Although memory allocation with this method is very fast, it is not always possible to return unused space to the system.

For example, consider that you allocate five fields, each 16KB in size, with the brk system call via the malloc() function. When you are done with number two of these fields, it is not possible to return the relevant resource (deallocation) so that the system can use it. Because if you reduce the address value to show the place where your field number two starts, with a call to brk(), you will have done deallocation for fields numbers three, four, and five.

To prevent memory loss in this scenario, the malloc() implementation in glibc monitors the places allocated in the process data field and then specifies to return it to the system with the free() function, so that the system can use the free space for further memory allocations.

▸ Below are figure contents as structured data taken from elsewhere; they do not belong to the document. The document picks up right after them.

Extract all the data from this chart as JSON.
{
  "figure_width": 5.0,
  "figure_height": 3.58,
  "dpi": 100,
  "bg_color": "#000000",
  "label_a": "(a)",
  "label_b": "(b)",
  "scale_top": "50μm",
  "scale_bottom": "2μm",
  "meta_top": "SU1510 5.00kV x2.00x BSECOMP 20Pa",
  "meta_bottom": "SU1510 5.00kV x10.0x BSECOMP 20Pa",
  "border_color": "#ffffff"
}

In other words, after five 16KB areas are allocated, if the second area is returned with the free() function and another 16KB area is requested again after a while, instead of enlarging the data area through the brk() system call, the previous address is returned.

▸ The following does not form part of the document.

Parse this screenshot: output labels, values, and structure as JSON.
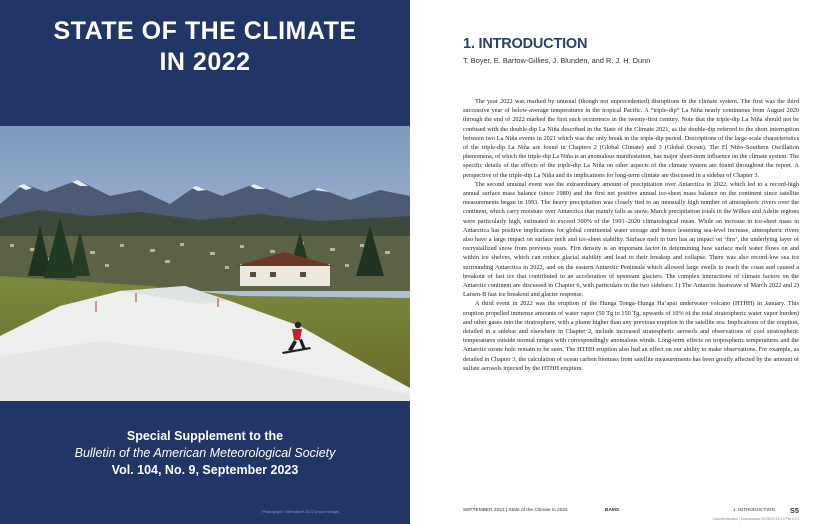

However, if the newly requested area is larger than 16KB, then the data area will be enlarged by allocating a new area with the brk() system call since area two cannot be used. Although area number two is not in use, the application can't use it because of the size difference. Because of scenarios like this, there is a situation called internal fragmentation, and in fact, you can rarely use all parts of the memory to the fullest.

For better understanding, try compiling and running the following sample application:

$ touch systemCallMemoryAllocation.c
$ vi systemCallMemoryAllocation.c
#include <stdio.h>
#include <stdlib.h>
#include <unistd.h> /*for system calls, sbrk*/

int main(int argc, char* argv[]) /* an array of inputs*/
{
    char *ptr[7];
    int n;
    printf("\nPid of %s: %d", argv[0], getpid());
    printf("Initial program break   : %p", sbrk(0));
    for(n=0; n<5; n++) ptr[n] = malloc(16 * 1024);
    printf("After 5 x 16kB malloc   : %p", sbrk(0));
    free(ptr[1]);
    printf("After free of second 16kB       : %p", sbrk(0));
    ptr[5] = malloc(16 * 1024);
    printf("After allocating 6th of 16kB    : %p", sbrk(0));
    free(ptr[5]);
    printf("After freeing last block        : %p", sbrk(0));
    ptr[6] = malloc(18 * 1024);
    printf("After allocating a new 18kB     : %p", sbrk(0));
    getchar();
    return 0;
}

Compile:

$ gcc systemCallMemoryAllocation.c -o systemCallMemoryAllocation.exe

When you run the application you will get a result similar to the following output:

$ ./systemCallMemoryAllocation.exe 

Pid of ./systemCallMemoryAllocation.exe: 31990
0Initial program break   : 0x55ebcadf4000
After 5 x 16kB malloc   : 0x55ebcadf4000
After free of second 16kB       : 0x55ebcadf4000
After allocating 6th of 16kB    : 0x55ebcadf4000
After freeing last block        : 0x55ebcadf4000
After allocating a new 18kB     : 0x55ebcadf4000

The output for brk with strace will be as follows:

$ strace ./systemCallMemoryAllocation.exe

...

brk(NULL)                               = 0x5608595b6000
brk(0x5608595d7000)                     = 0x5608595d7000

As you can see, 0x21000 has been added to the ending address of the data field. You can understand this from the value 0x5608595d7000. So approximately 0x21000, or 132KB of memory was allocated.

There are two important points to consider here. The first is the allocation of more than the amount specified in the sample code. Another is which line of code caused the brk call that provided the allocation.

Extra work

Combine what you have learnt in this lab advance your understanding of what you have achieved.